Mitsoura
The magical voice of a singer who will conclude the tenth year's festival resonated from several Slovenian stages in 1994 as part of the then nomad, excuse me, travelling ethno-festival Okarina, including the rain-washed Ljubljana castle. Mónika Juhász Miczura - to friends and fans simply Mitsou - was back then the singer of surely the most precious of Hungarian Roma bands Ando Drom. Mitsou learned traditional songs from her mother. She says her mother was about to embark on a wonderful career following numerous awards, if only she had been prepared to move to a bigger city. But she was too poor, she couldn't even afford to buy shoes, and was ashamed to leave her home village on the Romanian border and leave for Budapest barefoot. If we have been deprived of 'Mitsou Senior's' singing, we can rejoice even more at the chance to delight in the evocative and magical singing of her daughter, whose talent was discovered by Jenö Zsigó, the leader of Ando Drom band, at a children's workshop.

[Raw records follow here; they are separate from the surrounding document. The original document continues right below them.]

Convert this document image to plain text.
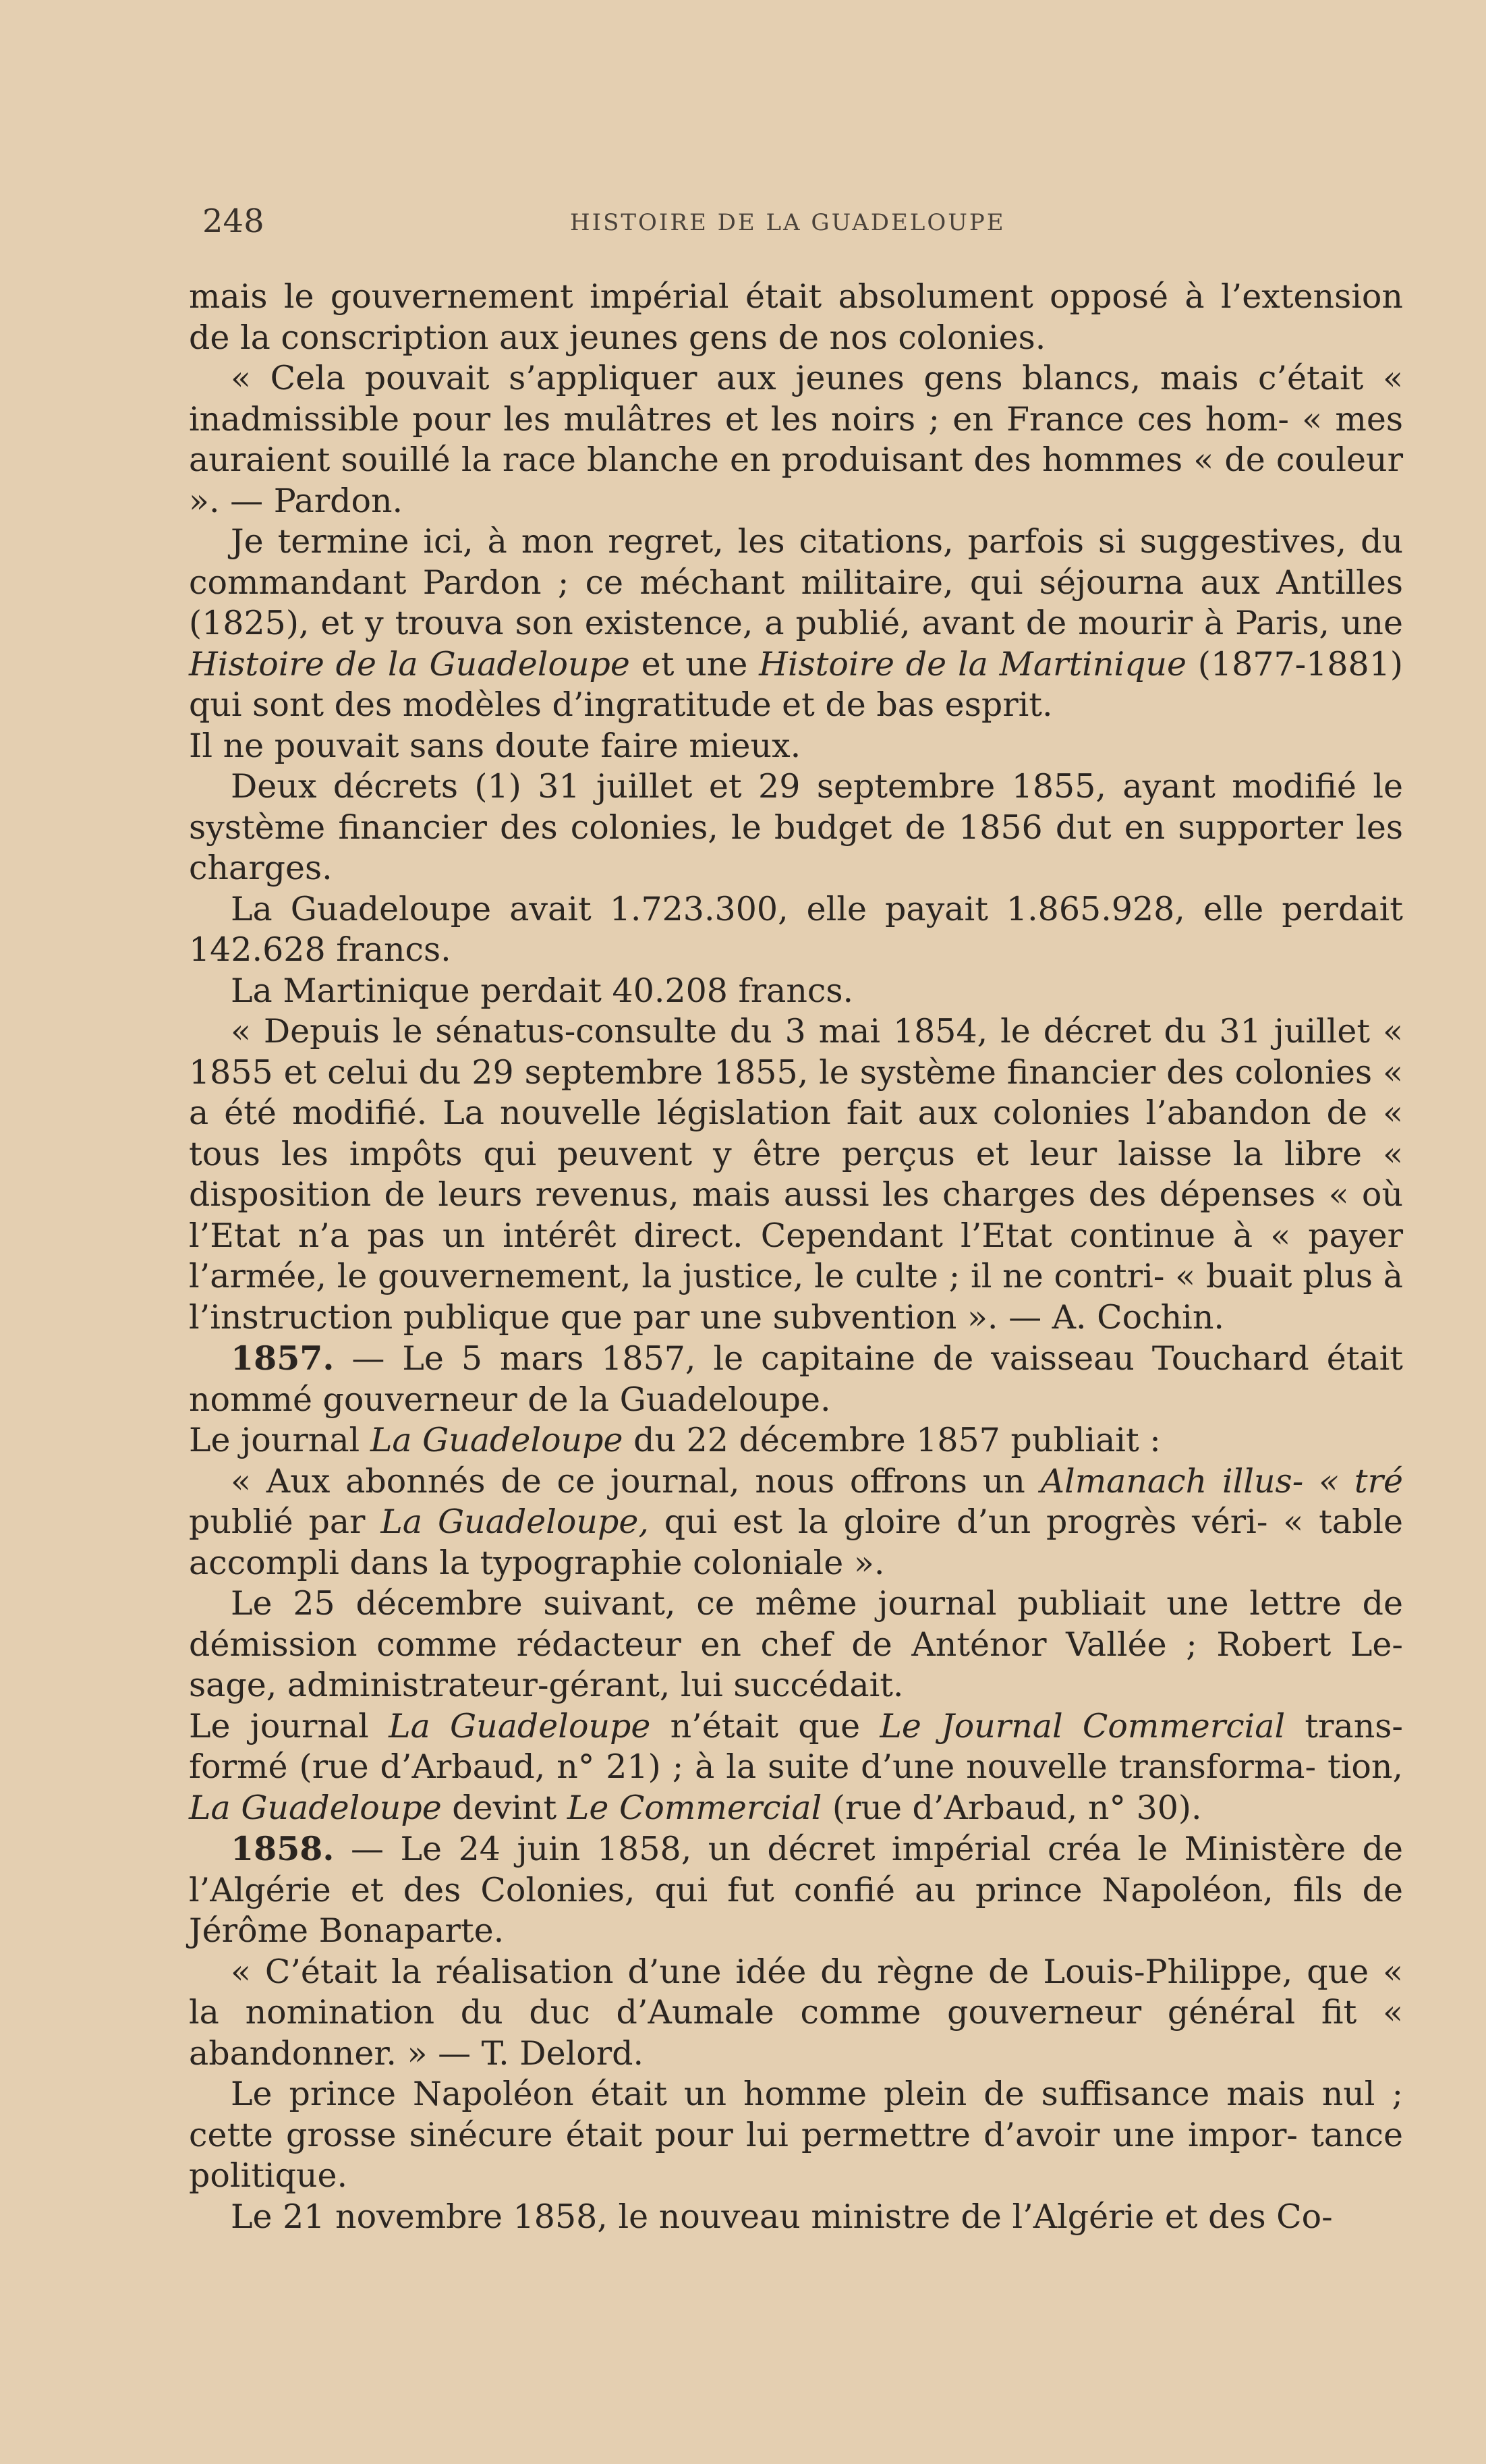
248	HISTOIRE DE LA GUADELOUPE

mais le gouvernement impérial était absolument opposé à l’extension de la conscription aux jeunes gens de nos colonies.

« Cela pouvait s’appliquer aux jeunes gens blancs, mais c’était « inadmissible pour les mulâtres et les noirs ; en France ces hom- « mes auraient souillé la race blanche en produisant des hommes « de couleur ». — Pardon.

Je termine ici, à mon regret, les citations, parfois si suggestives, du commandant Pardon ; ce méchant militaire, qui séjourna aux Antilles (1825), et y trouva son existence, a publié, avant de mourir à Paris, une Histoire de la Guadeloupe et une Histoire de la Martinique (1877-1881) qui sont des modèles d’ingratitude et de bas esprit.

Il ne pouvait sans doute faire mieux.

Deux décrets (1) 31 juillet et 29 septembre 1855, ayant modifié le système financier des colonies, le budget de 1856 dut en supporter les charges.

La Guadeloupe avait 1.723.300, elle payait 1.865.928, elle perdait 142.628 francs.

La Martinique perdait 40.208 francs.

« Depuis le sénatus-consulte du 3 mai 1854, le décret du 31 juillet « 1855 et celui du 29 septembre 1855, le système financier des colonies « a été modifié. La nouvelle législation fait aux colonies l’abandon de « tous les impôts qui peuvent y être perçus et leur laisse la libre « disposition de leurs revenus, mais aussi les charges des dépenses « où l’Etat n’a pas un intérêt direct. Cependant l’Etat continue à « payer l’armée, le gouvernement, la justice, le culte ; il ne contri- « buait plus à l’instruction publique que par une subvention ». — A. Cochin.

1857. — Le 5 mars 1857, le capitaine de vaisseau Touchard était nommé gouverneur de la Guadeloupe.

Le journal La Guadeloupe du 22 décembre 1857 publiait :

« Aux abonnés de ce journal, nous offrons un Almanach illus- « tré publié par La Guadeloupe, qui est la gloire d’un progrès véri- « table accompli dans la typographie coloniale ».

Le 25 décembre suivant, ce même journal publiait une lettre de démission comme rédacteur en chef de Anténor Vallée ; Robert Le- sage, administrateur-gérant, lui succédait.

Le journal La Guadeloupe n’était que Le Journal Commercial trans- formé (rue d’Arbaud, n° 21) ; à la suite d’une nouvelle transforma- tion, La Guadeloupe devint Le Commercial (rue d’Arbaud, n° 30).

1858. — Le 24 juin 1858, un décret impérial créa le Ministère de l’Algérie et des Colonies, qui fut confié au prince Napoléon, fils de Jérôme Bonaparte.

« C’était la réalisation d’une idée du règne de Louis-Philippe, que « la nomination du duc d’Aumale comme gouverneur général fit « abandonner. » — T. Delord.

Le prince Napoléon était un homme plein de suffisance mais nul ; cette grosse sinécure était pour lui permettre d’avoir une impor- tance politique.

Le 21 novembre 1858, le nouveau ministre de l’Algérie et des Co-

Although she is no longer a member of that group, Mitsou continues to carry out its mission in a unique fashion, in her new band Mitsoura. Ando Drom translates as 'On the Road' and the owner of such a penetrating, sonorous voice went on a risky adventure in search of variation and innovation which could surpass traditional Roma music. Risky, because many have been burnt before her as they combined traditional and electronic music. Nevertheless, our heroine came out battle-hardened and fresh, with a clear vision of what she wants (and what she wants to achieve from it) from the currently trendy blending of the traditional and the super-modern.

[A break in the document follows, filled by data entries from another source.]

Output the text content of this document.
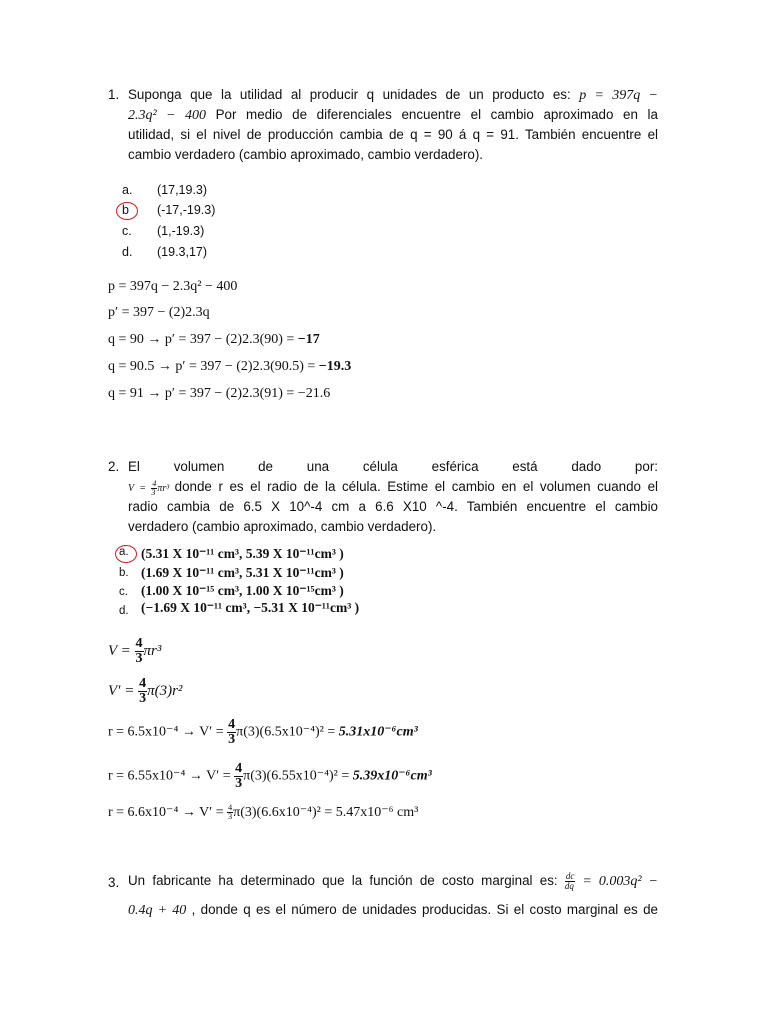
1. Suponga que la utilidad al producir q unidades de un producto es: p = 397q −
2.3q² − 400 Por medio de diferenciales encuentre el cambio aproximado en la
utilidad, si el nivel de producción cambia de q = 90 á q = 91. También encuentre el
cambio verdadero (cambio aproximado, cambio verdadero).
a. (17,19.3)
b (-17,-19.3)
c. (1,-19.3)
d. (19.3,17)
p = 397q − 2.3q² − 400
p′ = 397 − (2)2.3q
q = 90 → p′ = 397 − (2)2.3(90) = −17
q = 90.5 → p′ = 397 − (2)2.3(90.5) = −19.3
q = 91 → p′ = 397 − (2)2.3(91) = −21.6
2. El	volumen	de	una	célula	esférica	está	dado	por:
$V = \frac{4}{3} \pi r^3$ donde r es el radio de la célula. Estime el cambio en el volumen cuando el
radio cambia de 6.5 X 10^-4 cm a 6.6 X10 ^-4. También encuentre el cambio
verdadero (cambio aproximado, cambio verdadero).
a. (5.31 X 10⁻¹¹ cm³, 5.39 X 10⁻¹¹cm³ )
b. (1.69 X 10⁻¹¹ cm³, 5.31 X 10⁻¹¹cm³ )
c. (1.00 X 10⁻¹⁵ cm³, 1.00 X 10⁻¹⁵cm³ )
d. (−1.69 X 10⁻¹¹ cm³, −5.31 X 10⁻¹¹cm³ )
$V = \frac{4}{3} \pi r^3$
$V' = \frac{4}{3} \pi(3)r^2$
$r = 6.5x10^{-4} \to V' = \frac{4}{3} \pi(3)(6.5x10^{-4})^2 = 5.31x10^{-6}cm^3$
$r = 6.55x10^{-4} \to V' = \frac{4}{3} \pi(3)(6.55x10^{-4})^2 = 5.39x10^{-6}cm^3$
$r = 6.6x10^{-4} \to V' = \frac{4}{3} \pi(3)(6.6x10^{-4})^2 = 5.47x10^{-6}$ cm³
3. Un fabricante ha determinado que la función de costo marginal es: $\frac{dc}{dq} = 0.003q^2$ −
0.4q + 40 , donde q es el número de unidades producidas. Si el costo marginal es de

The fusion of her stunning voice with electronic music is
never a one-way street, it never has one meaning only; her voice is not merely
compulsory decor for the stoned ambience atmosphere. On the contrary, the
prevailing feeling is of Mitsou electrifying Roma music, of her showing how
much electricity there was in it from the very start. She has surrounded it
with ambiental, atmospheric sounds to bring one's attention the spacious,
extensive quality of this essentially nomadic people's music. There is, of
course, the presence of trance, since she reminds us of the experience of
trance itself - translocation, travelling - which is so effortlessly achieved
by Roma musicians. The songs on her alluring debut album (Mitsoura,
2003) are - Roma and Indian as well - almost all traditional, as are most of
the instruments playing with electronic instrumentation: the cimbal (mostly
played by master Kálmán Balogh), kaval, zurna, viola, tabla etc. Old and new,
yet never in conflict or confrontation, but in true harmony and co-existence.
The trance will be even deeper in concert thanks to the accompanying visual
animations inspired by Indian motifs and Roma art work.